А пока нужно идти вслед за садящимся солнцем, сквозь духоту и хмарь летней Москвы. Туда, где чувствовался первый, еще неуверенный, но неизбежный рокот приближающейся грозы.

Глава 8

Коридоры учебного центра, терпко пахнущие разогретой масляной краской, слепили глаза идеальной чистотой. Хрустальной прозрачности стекла линовали вышколенный деревянный пол – начальство Школы милиции ГУВД определенно знало, чем занять курсантов в свободное время.

Дневальный, уныло дежуривший у знамени, отдал честь его новеньким подполковничьим звездам и неодобрительно покосился на запыленные ботинки. Меркульев внутренне усмехнулся – он еще не привык пользоваться служебным автомобилем, поэтому по старинке передвигался пешком, ловя в отражении автобусных стекол удивленные взгляды пассажиров.
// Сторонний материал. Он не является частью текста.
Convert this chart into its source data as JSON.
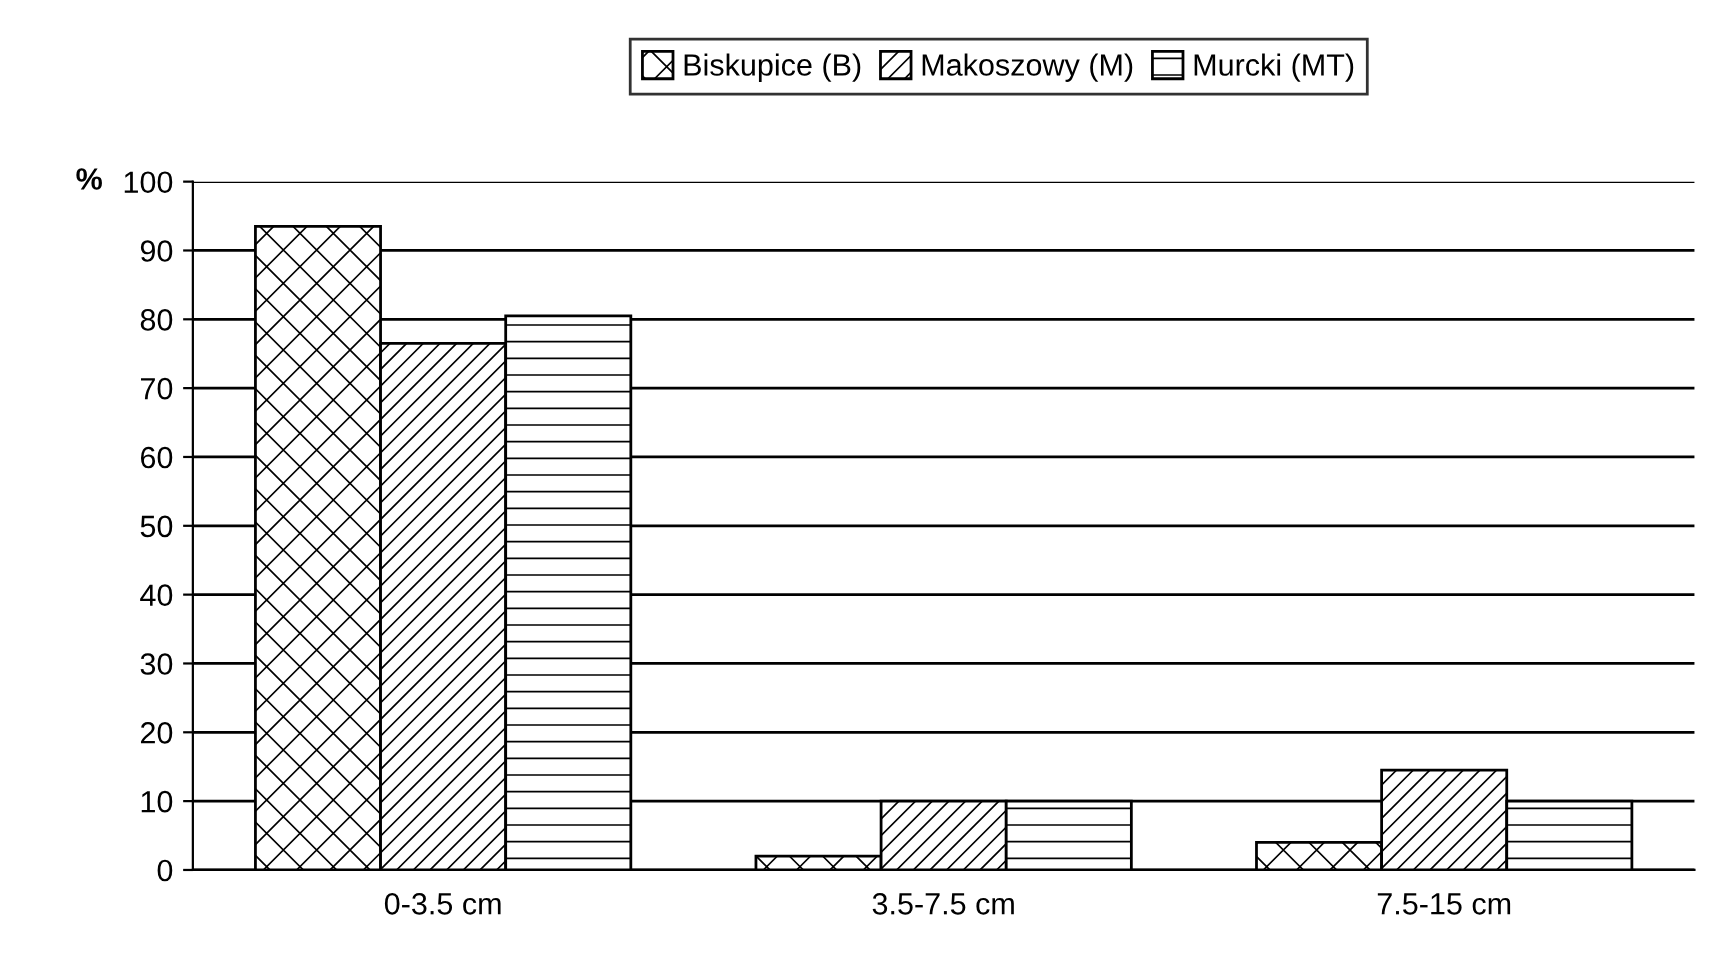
{
  "chart_data": {
    "type": "bar",
    "ylabel": "%",
    "categories": [
      "0-3.5 cm",
      "3.5-7.5 cm",
      "7.5-15 cm"
    ],
    "series": [
      {
        "name": "Biskupice (B)",
        "color": "#000000",
        "values": [
          93.5,
          2,
          4
        ]
      },
      {
        "name": "Makoszowy (M)",
        "color": "#000000",
        "values": [
          76.5,
          10,
          14.5
        ]
      },
      {
        "name": "Murcki (MT)",
        "color": "#000000",
        "values": [
          80.5,
          10,
          10
        ]
      }
    ],
    "ylim": [
      0,
      100
    ],
    "yticks": [
      0,
      10,
      20,
      30,
      40,
      50,
      60,
      70,
      80,
      90,
      100
    ],
    "grid": "y",
    "legend": "top"
  }
}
Добираться до древней местности и вправду было долго. Предприимчивый купец первой гильдии Дмитрий Расторгуев, купивший в далеком конце семнадцатого века земли села Тарычево Сухановской волости, явно не прогадал с покупкой – безвозмездный вклад в строительство железной дороги Москва – Павелец не только позволил выгодно перепродать эти земли дачникам, но и на века оставить свое имя в подмосковных летописях.

Хотя, нужно признать, и гражданином он был ответственным, как и все его потомки – кроме своих купеческих дел, они дружно строили и ремонтировали в Москве храмы и монастыри. Нужно это было или нет – история об этом умалчивает, но сам поселок имени купца рос и развивался, пока в конце концов не влился в состав города Видное.

Электричка, а затем и автобус принесли Меркульева в чудесные подмосковные места. Чистейший воздух, пение птиц в умытом прошедшей грозой лесу настраивали на такой умиротворенный лад, что впору было забыть обо всех неприятных делах и заботах…

Большую часть дороги он прошел по привычке пешком, любуясь Расторгуевским парком, проходя через мост над рекой Расторгуевкой, заканчивающейся Расторгуевским же прудом, пока не уперся в ворота Учебного центра ГУВД Московской области, расположенного аккурат между усадьбой Суханова, Екатерининским монастырем и Видновской больницей…

Любимое детище генерала Цепкова радовало глаз новыми стенами и стеклами великолепных зданий. Учебные, спальные корпуса, тир и спортзал – никогда еще советские милиционеры не имели такой прекрасной возможности учиться своему нелегкому делу. Василий Константинович всем своим нутром понимал нужность этого центра, поэтому и вложил в его строительство часть своей души.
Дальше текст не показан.